What Censorship Leaders Are Hiding
"Anti-disinformation" groups refuse to turn over subpoenaed information to Congress, are canceling public workshops, and won't answer questions.
The people who say they are fighting disinformation appear to be transparent and trustworthy. Groups like Stanford Internet Observatory and the Atlantic Council put photos, bios, and contact information for their staff and board members on their websites. They record videos that explain their work. And they regularly write for mainstream media publications.
But of the 50 top ”anti-disinformation” governmental and nongovernmental groups in the world, which Matt Taibbi’s investigative team at Racket identified, only one has agreed to answer our questions, and only 10 even bothered responding to our repeated requests for an interview.
It’s reasonable to wonder if this low response rate has something to do with the fact that I have repeatedly called for all of them to be defunded and dismantled because they are violating a fundamental human right.
But the key “disinfo” censorship groups are not giving substantive interviews to other independent journalists. Indeed, over the last several weeks, they have increasingly gone quiet.

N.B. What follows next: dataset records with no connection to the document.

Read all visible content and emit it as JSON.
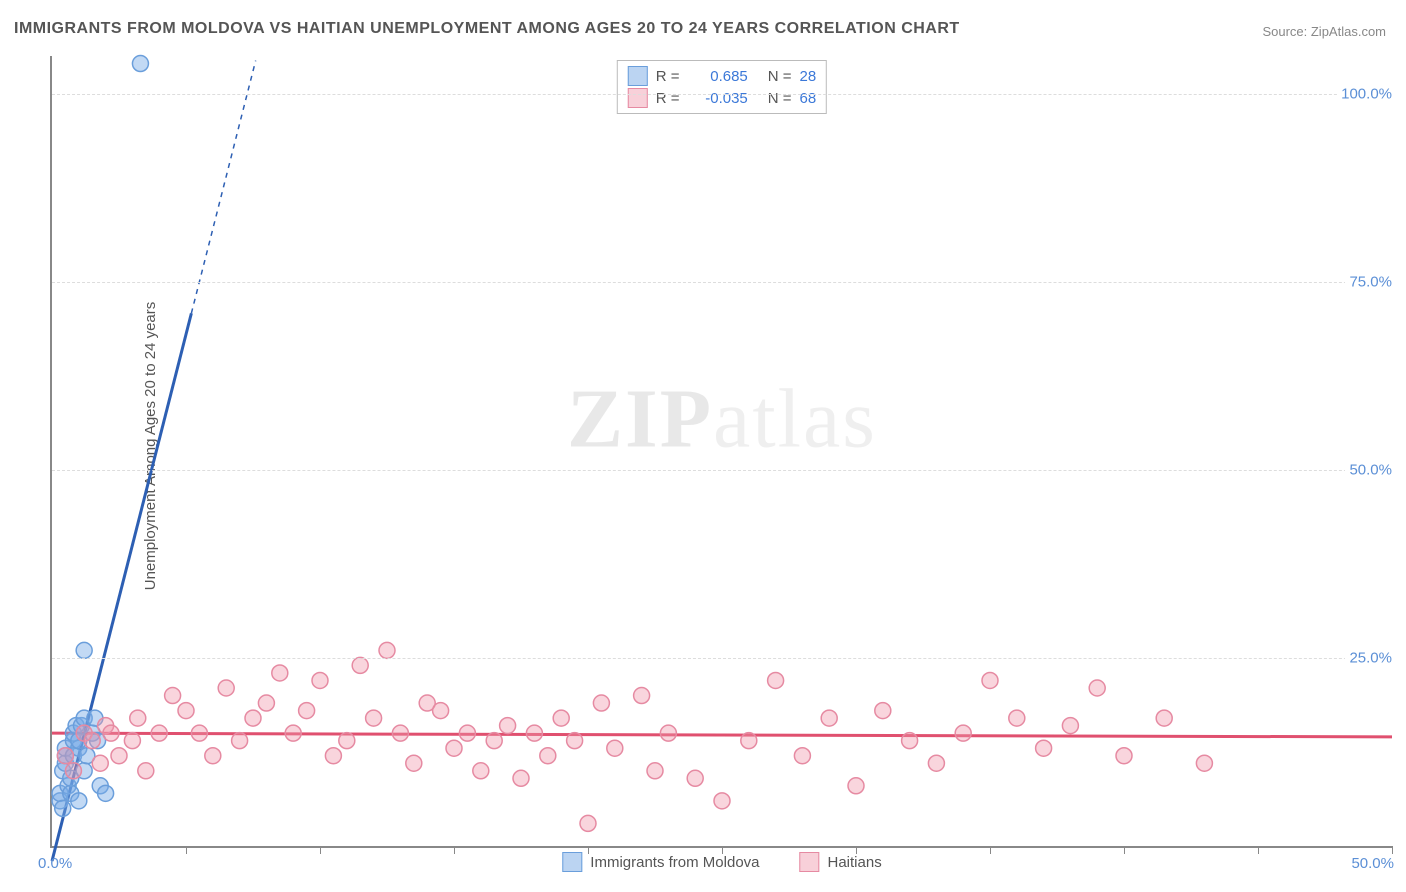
{
  "title": "IMMIGRANTS FROM MOLDOVA VS HAITIAN UNEMPLOYMENT AMONG AGES 20 TO 24 YEARS CORRELATION CHART",
  "source": "Source: ZipAtlas.com",
  "y_axis_label": "Unemployment Among Ages 20 to 24 years",
  "watermark_bold": "ZIP",
  "watermark_light": "atlas",
  "chart": {
    "type": "scatter",
    "background_color": "#ffffff",
    "grid_color": "#dddddd",
    "axis_color": "#888888",
    "xlim": [
      0,
      50
    ],
    "ylim": [
      0,
      105
    ],
    "x_ticks": [
      5,
      10,
      15,
      20,
      25,
      30,
      35,
      40,
      45,
      50
    ],
    "y_ticks": [
      25,
      50,
      75,
      100
    ],
    "y_tick_labels": [
      "25.0%",
      "50.0%",
      "75.0%",
      "100.0%"
    ],
    "x_origin_label": "0.0%",
    "x_max_label": "50.0%",
    "marker_radius": 8,
    "marker_stroke_width": 1.5,
    "series": [
      {
        "name": "Immigrants from Moldova",
        "color_fill": "rgba(120,170,230,0.45)",
        "color_stroke": "#6a9edb",
        "r": 0.685,
        "n": 28,
        "trend": {
          "slope": 14.0,
          "intercept": -2.0,
          "solid_end_x": 5.2,
          "dashed_to_x": 7.6,
          "color": "#2d5fb3",
          "width": 3
        },
        "points": [
          [
            0.3,
            6
          ],
          [
            0.3,
            7
          ],
          [
            0.4,
            10
          ],
          [
            0.4,
            5
          ],
          [
            0.5,
            11
          ],
          [
            0.5,
            12
          ],
          [
            0.5,
            13
          ],
          [
            0.6,
            8
          ],
          [
            0.7,
            7
          ],
          [
            0.7,
            9
          ],
          [
            0.8,
            14
          ],
          [
            0.8,
            12
          ],
          [
            0.8,
            15
          ],
          [
            0.9,
            16
          ],
          [
            1.0,
            13
          ],
          [
            1.0,
            14
          ],
          [
            1.0,
            6
          ],
          [
            1.1,
            16
          ],
          [
            1.2,
            17
          ],
          [
            1.2,
            10
          ],
          [
            1.3,
            12
          ],
          [
            1.5,
            15
          ],
          [
            1.6,
            17
          ],
          [
            1.7,
            14
          ],
          [
            1.8,
            8
          ],
          [
            1.2,
            26
          ],
          [
            2.0,
            7
          ],
          [
            3.3,
            104
          ]
        ]
      },
      {
        "name": "Haitians",
        "color_fill": "rgba(240,150,170,0.4)",
        "color_stroke": "#e68aa2",
        "r": -0.035,
        "n": 68,
        "trend": {
          "slope": -0.01,
          "intercept": 15.0,
          "solid_end_x": 50,
          "dashed_to_x": 50,
          "color": "#e0506f",
          "width": 3
        },
        "points": [
          [
            0.5,
            12
          ],
          [
            0.8,
            10
          ],
          [
            1.2,
            15
          ],
          [
            1.5,
            14
          ],
          [
            1.8,
            11
          ],
          [
            2.0,
            16
          ],
          [
            2.2,
            15
          ],
          [
            2.5,
            12
          ],
          [
            3.0,
            14
          ],
          [
            3.2,
            17
          ],
          [
            3.5,
            10
          ],
          [
            4.0,
            15
          ],
          [
            4.5,
            20
          ],
          [
            5.0,
            18
          ],
          [
            5.5,
            15
          ],
          [
            6.0,
            12
          ],
          [
            6.5,
            21
          ],
          [
            7.0,
            14
          ],
          [
            7.5,
            17
          ],
          [
            8.0,
            19
          ],
          [
            8.5,
            23
          ],
          [
            9.0,
            15
          ],
          [
            9.5,
            18
          ],
          [
            10.0,
            22
          ],
          [
            10.5,
            12
          ],
          [
            11.0,
            14
          ],
          [
            11.5,
            24
          ],
          [
            12.0,
            17
          ],
          [
            12.5,
            26
          ],
          [
            13.0,
            15
          ],
          [
            13.5,
            11
          ],
          [
            14.0,
            19
          ],
          [
            14.5,
            18
          ],
          [
            15.0,
            13
          ],
          [
            15.5,
            15
          ],
          [
            16.0,
            10
          ],
          [
            16.5,
            14
          ],
          [
            17.0,
            16
          ],
          [
            17.5,
            9
          ],
          [
            18.0,
            15
          ],
          [
            18.5,
            12
          ],
          [
            19.0,
            17
          ],
          [
            19.5,
            14
          ],
          [
            20.0,
            3
          ],
          [
            20.5,
            19
          ],
          [
            21.0,
            13
          ],
          [
            22.0,
            20
          ],
          [
            22.5,
            10
          ],
          [
            23.0,
            15
          ],
          [
            24.0,
            9
          ],
          [
            25.0,
            6
          ],
          [
            26.0,
            14
          ],
          [
            27.0,
            22
          ],
          [
            28.0,
            12
          ],
          [
            29.0,
            17
          ],
          [
            30.0,
            8
          ],
          [
            31.0,
            18
          ],
          [
            32.0,
            14
          ],
          [
            33.0,
            11
          ],
          [
            34.0,
            15
          ],
          [
            35.0,
            22
          ],
          [
            36.0,
            17
          ],
          [
            37.0,
            13
          ],
          [
            38.0,
            16
          ],
          [
            39.0,
            21
          ],
          [
            40.0,
            12
          ],
          [
            41.5,
            17
          ],
          [
            43.0,
            11
          ]
        ]
      }
    ]
  },
  "legend_bottom": [
    {
      "label": "Immigrants from Moldova",
      "swatch": "blue"
    },
    {
      "label": "Haitians",
      "swatch": "pink"
    }
  ]
}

Last week the pro-censorship Atlantic Council’s DFR Laboratory canceled the online launch event for its new report, “Telegram, WeChat, and WhatsApp Usage in the United States.” It might have had something to do with the fact that, a few weeks earlier, we had tweeted critically about it, signed up to attend, and encouraged others to join us.
Two weeks ago, BBC heavily promoted the launch of its own “anti-disinfo” program called “Verify,” but has refused to answer questions about it or make its 27-year-old host, whose role is apparently to fact-check all of the news, available for an interview.
And now, the lead censorship organization, Stanford Internet Observatory, is refusing to respect a House Judiciary Committee subpoena for records in the form of “tickets” from the Jira project management software system.
Rep. Jim Jordan said the lawyer representing Stanford had confirmed to committee staff that Stanford Internet Observatory has documents and communications related to its “flagging” of content for censorship by social media companies but would not give them to the members of Congress.
Why? What are Stanford Internet Observatory, Atlantic Council’s DFR Lab, BBC, and other pro-censorship organizations hiding?